Personal information
- Full name: Manuel Obón Salido
- Date of birth: 28 August 2002 (age 24)
- Place of birth: Paiporta, Spain
- Height: 1.93 m (6 ft 4 in)
- Position: Goalkeeper

Team information
- Current team: Arenas Getxo

Youth career
- Almería

Senior career*
- Years: Team / Apps / (Gls)
- 2021–2024: Almería B / 40 / (0)
- 2024–2025: Orihuela / 13 / (0)
- 2025–2026: Zaragoza B / 10 / (0)
- 2026: Zaragoza / 1 / (0)
- 2026–: Arenas Getxo / 0 / (0)

= Manuel Obón =

Spanish footballer

Manuel Obón Salido (born 28 August 2003) is a Spanish footballer who plays as a goalkeeper for Arenas Club de Getxo.

==Career==
Born in Paiporta, Valencian Community, Obón represented UD Almería as a youth, and made his senior debut with the reserves on 12 September 2021, in a 0–0 Tercera División RFEF away draw against CD Huétor Tájar. After spending his first season as a backup to Diego Fuoli, he was a regular starter in his second.

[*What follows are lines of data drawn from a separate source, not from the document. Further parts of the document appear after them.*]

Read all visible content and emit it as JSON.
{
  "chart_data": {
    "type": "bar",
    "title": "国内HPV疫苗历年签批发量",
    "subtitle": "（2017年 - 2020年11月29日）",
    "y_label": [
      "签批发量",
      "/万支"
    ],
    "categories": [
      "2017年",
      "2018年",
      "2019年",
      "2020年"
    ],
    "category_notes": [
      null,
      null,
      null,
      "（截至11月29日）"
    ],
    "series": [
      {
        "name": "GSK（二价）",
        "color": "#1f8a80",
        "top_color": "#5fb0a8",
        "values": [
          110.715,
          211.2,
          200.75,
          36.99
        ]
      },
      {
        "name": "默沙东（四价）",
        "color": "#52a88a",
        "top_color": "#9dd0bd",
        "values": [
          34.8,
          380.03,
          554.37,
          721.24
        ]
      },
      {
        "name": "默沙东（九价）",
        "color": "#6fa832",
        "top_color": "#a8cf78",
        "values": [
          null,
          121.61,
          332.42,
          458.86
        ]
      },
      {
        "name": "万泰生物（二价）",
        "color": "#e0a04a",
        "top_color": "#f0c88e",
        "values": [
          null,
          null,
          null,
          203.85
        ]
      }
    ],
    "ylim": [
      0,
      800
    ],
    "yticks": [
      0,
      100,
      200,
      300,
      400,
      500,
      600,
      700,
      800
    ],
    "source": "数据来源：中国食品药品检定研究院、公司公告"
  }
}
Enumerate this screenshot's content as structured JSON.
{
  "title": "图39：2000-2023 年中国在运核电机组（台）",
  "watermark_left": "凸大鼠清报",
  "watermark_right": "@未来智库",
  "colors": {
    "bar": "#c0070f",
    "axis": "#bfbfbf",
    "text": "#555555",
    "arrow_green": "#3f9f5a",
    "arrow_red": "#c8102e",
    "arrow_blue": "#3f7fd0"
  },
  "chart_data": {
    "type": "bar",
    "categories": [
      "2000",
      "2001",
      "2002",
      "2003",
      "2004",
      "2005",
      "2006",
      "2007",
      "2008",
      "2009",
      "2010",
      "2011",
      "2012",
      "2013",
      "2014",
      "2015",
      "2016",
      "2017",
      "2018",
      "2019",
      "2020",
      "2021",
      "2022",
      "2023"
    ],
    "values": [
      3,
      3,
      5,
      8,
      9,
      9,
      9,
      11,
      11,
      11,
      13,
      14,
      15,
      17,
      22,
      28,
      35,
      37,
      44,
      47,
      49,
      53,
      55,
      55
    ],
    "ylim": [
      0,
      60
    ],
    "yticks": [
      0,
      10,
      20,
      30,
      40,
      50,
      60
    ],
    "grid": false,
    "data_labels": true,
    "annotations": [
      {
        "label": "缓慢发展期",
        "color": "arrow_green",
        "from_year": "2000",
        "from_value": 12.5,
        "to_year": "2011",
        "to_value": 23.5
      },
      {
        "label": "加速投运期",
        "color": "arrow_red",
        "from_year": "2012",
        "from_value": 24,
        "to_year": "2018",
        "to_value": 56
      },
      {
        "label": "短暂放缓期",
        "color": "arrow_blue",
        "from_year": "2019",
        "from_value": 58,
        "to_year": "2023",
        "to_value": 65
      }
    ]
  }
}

Obón was again a second-choice during the 2023–24 campaign, acting as a backup to Bruno Iribarne as Almería B achieved promotion to Segunda Federación. On 1 August 2024, he moved to Orihuela CF also in the fourth division.

On 9 July 2025, Obón joined another reserve team, Deportivo Aragón still in division four. He made his first team debut the following 31 May, coming on as a half-time substitute for Adrián Rodríguez in a 2–0 Segunda División home loss to Málaga CF, as Zaragoza was already relegated.

On 23 June 2026, Obón signed for Primera Federación side Arenas Club de Getxo.